Patient is gently coached on proper cleaning before taking her reading. She is also reminded to not reuse her stylet. Patient states she does this because they are so expensive. Patient is asked to reduce the tripping hazards by raising her oxygen lines and placing her extension cords behind furniture and out of her walking path. The patient tells the community Caramedic she has no way to check her blood pressure, so she is given an automatic blood pressure cuff from the Mission Health Partners supply and educated on how to properly use the machine. Patient tells the community Caramedic she would like to have more visits from a community Caramedic and states she will document her vitals in a notebook for review on the second visit.
The community Caramedic returns a few weeks later and finds the patient has made huge strides in cleanliness. Patient has showered and has on cleaner clothing. Though there is still animal litter on the floor, and the home is less cluttered. The patient has raised the oxygen lines off the floor and removed the extension cords from the walkway. Also the stairs to the entry of the home have been reinforced and leveled.
Patient shows the community Caramedic her logs of blood sugar, blood pressure and heart rate. She had logged her vitals for the past 18 days, showing a great sample of daily data, which would be valuable to her primary care physician. She also demonstrated she is able to take her own blood pressure. With the help of her care manager, patient has been able to find a glucometer that has strips and stylets that are more affordable. The community Caramedic states that the patient is in much better spirits, telling him that having a visitor other than her family is something she looks forward to.
Three months later, the patient has been seen in the ER only once for exacerbation of COPD. She was hospitalized for 3 days for pneumonia and was released.

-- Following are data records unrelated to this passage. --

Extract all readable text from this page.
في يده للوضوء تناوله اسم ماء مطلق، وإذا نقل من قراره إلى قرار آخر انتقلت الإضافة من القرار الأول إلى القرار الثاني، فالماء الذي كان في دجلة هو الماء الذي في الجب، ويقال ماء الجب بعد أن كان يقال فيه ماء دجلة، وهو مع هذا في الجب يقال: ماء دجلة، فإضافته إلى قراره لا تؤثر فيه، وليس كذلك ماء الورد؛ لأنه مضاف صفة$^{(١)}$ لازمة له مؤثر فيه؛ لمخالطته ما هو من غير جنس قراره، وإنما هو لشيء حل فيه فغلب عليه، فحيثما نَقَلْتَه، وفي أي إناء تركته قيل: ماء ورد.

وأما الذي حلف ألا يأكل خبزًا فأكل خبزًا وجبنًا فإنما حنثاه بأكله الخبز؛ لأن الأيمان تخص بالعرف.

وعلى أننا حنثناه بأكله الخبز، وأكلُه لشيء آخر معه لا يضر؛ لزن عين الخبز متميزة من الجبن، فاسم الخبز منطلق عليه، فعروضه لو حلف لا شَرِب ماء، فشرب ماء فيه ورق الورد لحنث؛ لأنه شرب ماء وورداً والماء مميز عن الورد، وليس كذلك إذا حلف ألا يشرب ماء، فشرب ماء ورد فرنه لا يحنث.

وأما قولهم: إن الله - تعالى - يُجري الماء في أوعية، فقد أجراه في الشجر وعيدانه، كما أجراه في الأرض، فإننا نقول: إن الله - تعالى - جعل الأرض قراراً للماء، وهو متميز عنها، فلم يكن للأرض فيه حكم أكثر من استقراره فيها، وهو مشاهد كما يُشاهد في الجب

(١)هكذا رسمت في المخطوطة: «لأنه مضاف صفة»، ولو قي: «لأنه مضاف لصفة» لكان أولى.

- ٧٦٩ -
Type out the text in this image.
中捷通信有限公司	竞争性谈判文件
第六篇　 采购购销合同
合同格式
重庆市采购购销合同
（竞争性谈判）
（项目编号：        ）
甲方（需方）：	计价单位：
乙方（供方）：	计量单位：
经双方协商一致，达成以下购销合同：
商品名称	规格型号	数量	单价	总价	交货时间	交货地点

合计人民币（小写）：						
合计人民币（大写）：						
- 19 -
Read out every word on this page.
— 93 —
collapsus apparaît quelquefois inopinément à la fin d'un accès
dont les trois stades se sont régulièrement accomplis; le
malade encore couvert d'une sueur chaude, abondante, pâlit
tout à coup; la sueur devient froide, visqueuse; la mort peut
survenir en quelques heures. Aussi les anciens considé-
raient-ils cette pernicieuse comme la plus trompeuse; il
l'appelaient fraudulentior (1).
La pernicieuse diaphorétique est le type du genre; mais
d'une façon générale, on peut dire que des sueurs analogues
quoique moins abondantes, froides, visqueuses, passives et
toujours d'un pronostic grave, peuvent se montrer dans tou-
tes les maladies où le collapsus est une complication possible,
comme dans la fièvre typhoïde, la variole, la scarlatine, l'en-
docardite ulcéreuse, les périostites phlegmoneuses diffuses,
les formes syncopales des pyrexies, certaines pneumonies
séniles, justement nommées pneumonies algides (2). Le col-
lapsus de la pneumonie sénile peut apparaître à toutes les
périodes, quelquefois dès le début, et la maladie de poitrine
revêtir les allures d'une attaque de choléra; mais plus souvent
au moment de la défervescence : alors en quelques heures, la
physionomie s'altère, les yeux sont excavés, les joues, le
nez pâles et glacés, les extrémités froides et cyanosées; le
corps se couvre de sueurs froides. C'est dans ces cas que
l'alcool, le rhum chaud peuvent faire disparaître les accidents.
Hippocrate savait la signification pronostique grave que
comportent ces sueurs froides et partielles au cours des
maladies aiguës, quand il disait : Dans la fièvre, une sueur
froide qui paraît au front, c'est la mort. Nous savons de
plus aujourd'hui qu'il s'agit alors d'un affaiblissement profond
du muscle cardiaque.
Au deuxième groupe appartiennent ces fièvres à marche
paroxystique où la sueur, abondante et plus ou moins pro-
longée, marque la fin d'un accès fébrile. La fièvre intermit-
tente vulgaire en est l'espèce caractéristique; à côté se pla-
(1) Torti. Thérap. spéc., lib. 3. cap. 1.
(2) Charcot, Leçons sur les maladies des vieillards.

She has been logging her vitals almost every day since the she was given the automatic blood pressure cuff. Patient shows competency with taking her blood sugar and tells the community Caramedic she now understands her medications and that she feels well. Though her home is still cluttered, she is able to maintain her own cleanliness. Patient is currently looking into other housing options. Patient tells the community Caramedic that she feels much more in control of her medical issues, that she is appreciative of her new grasp on life, and that she attributes her successes to her care managers and the Mission Community CaraMedic Program.
As author and motivational speaker, Leo Buscaglia (deceased), had said, “Too often we underestimate the power of a touch, a smile, a kind word, a listening ear, an honest compliment or the smallest act of caring, all of which have the potential to turn a life around.” The Mission Community CaraMedic Program is evidence of that.